Bei der Kreativwerkstatt am 21. November 2019 hatten die Teilnehmer*innen dann ihre Erlebnisse und Erkenntnisse der Exkursion bereits in kreative Ideen zur konkreten Gestaltung „ihres“ Blauen Klassenzimmers an der Stever umgesetzt. Aus den bis dahin gesammelten Ideen, Vorstellungen und Wünschen wurde ein Planungsentwurf gemacht, der am 11. Dezember 2019 vor Ort vorgestellt und zur Diskussion gestellt wurde. Die bei der Vorstellung des Entwurfs geäußerten Anregungen wurden hinsichtlich ihrer technischen Realisierbarkeit geprüft und umgesetzt.

Feierlich eingeweiht wurde der Freiluft-Lernort schließlich am 9. September 2020 in Anwesenheit von NRW-Städtebauministerin Ina Scharrenbach.

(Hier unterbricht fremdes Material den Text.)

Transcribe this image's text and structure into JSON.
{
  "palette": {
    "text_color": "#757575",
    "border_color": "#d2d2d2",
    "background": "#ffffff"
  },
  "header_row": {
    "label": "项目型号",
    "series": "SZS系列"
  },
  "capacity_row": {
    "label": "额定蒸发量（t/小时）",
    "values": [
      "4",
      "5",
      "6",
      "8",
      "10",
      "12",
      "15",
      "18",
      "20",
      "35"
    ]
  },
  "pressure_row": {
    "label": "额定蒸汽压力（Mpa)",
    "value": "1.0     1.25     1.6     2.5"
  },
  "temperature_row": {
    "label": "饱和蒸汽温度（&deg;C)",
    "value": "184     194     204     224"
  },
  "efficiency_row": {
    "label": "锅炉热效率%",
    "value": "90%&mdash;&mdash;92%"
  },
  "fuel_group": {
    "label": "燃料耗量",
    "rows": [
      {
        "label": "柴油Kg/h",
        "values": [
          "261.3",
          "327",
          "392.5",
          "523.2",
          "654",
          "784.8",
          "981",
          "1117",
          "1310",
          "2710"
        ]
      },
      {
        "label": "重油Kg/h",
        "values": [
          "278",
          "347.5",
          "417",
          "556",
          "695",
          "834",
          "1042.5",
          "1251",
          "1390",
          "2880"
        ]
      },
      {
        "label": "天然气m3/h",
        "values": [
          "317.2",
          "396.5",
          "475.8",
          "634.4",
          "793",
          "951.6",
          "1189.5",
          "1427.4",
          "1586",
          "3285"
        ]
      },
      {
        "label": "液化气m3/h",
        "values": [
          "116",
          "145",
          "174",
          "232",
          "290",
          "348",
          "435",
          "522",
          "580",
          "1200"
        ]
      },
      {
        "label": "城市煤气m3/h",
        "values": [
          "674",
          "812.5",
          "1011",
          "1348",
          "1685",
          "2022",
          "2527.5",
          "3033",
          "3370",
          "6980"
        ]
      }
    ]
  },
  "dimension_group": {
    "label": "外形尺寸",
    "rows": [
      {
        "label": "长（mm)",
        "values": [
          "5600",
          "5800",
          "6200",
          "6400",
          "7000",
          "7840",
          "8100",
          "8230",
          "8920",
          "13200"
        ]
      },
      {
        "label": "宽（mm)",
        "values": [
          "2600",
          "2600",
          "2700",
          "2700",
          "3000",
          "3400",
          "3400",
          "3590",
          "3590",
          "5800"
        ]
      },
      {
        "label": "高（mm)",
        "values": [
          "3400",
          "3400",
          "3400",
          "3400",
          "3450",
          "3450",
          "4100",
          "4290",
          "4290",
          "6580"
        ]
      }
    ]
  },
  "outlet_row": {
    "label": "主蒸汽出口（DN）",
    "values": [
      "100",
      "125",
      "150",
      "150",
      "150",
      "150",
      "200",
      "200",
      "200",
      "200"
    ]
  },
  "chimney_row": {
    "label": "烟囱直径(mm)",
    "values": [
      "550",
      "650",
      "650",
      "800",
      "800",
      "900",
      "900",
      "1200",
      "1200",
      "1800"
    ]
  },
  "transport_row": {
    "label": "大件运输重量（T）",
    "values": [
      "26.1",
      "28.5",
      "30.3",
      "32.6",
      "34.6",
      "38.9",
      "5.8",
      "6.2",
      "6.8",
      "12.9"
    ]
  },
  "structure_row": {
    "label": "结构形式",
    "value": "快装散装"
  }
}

Künstlerische Gestaltung des Pegelhäuschens
Die Pegelmessstation, die bereits seit 2013 besteht, wurde beim Bau des Blauen Klassenzimmers als interaktiver Informationsstandort ausgebaut. Ein Gebäude wurde errichtet und mit einem Monitor versehen. Der Monitor zeigt seitdem technische Daten wie Wasserstand und Geschwindigkeit an. Das Display kann auch von Lehrer*innen für Unterrichtszwecke genutzt werden. Bereits bei der Einweihung planten der Lippeverband und die Stadt Haltern am See, das Pegelhäuschen auch optisch in Szene zu setzen. Doch die Corona-Pandemie machte den Beteiligten 2020 einen Strich durch die Rechnung. Zur Überbrückung wurde das Häuschen stattdessen mit einer provisorischen Plane umkleidet. 2022 wurde das Pegelhäuschen dann final künstlerisch gestaltet.

Infokasten:

Der Lippeverband
Der Lippeverband wurde vor 100 Jahren – am 19. Januar 1926 – gegründet, um die Folgen der Industrialisierung und des Bergbaus in Einklang mit der Natur, der Gesundheit und der Lebensqualität der Menschen zu bringen. Der Verband konnte ohne größere Zeitverluste seine Aufgaben angehen, da sich die Verbandsorgane entschlossen hatten, die Geschäftsführung mit der bereits 1899 gegründeten Emschergenossenschaft zu vereinigen. Man vermied dadurch den Aufbau einer eigenen Verwaltung. Sitz des neuen Verbandes wurde Dortmund. Dort war die Sesekegenossenschaft ansässig, die bereits 1913 nach Vorbild der Emschergenossenschaft gebildet worden war und nun im Lippeverband aufging. Zuständig war der Lippeverband nicht für das gesamte Lippe-Gebiet ab der Quelle, sondern für den industriell stark geprägten Raum von Lippborg bis Wesel – inklusive der Nebenlaufgebiete. Bis heute lebt der Lippeverband als öffentlich-rechtliche Einrichtung das Genossenschaftsprinzip als Leitidee des eigenen Handelns. Weitere Informationen zum Lippeverband sowie zu Veranstaltungen rund um das 100-jährige Bestehen finden interessierte Bürgerinnen und Bürger ab dem 19. Januar 2026 auf jubilaeum.eglv.de.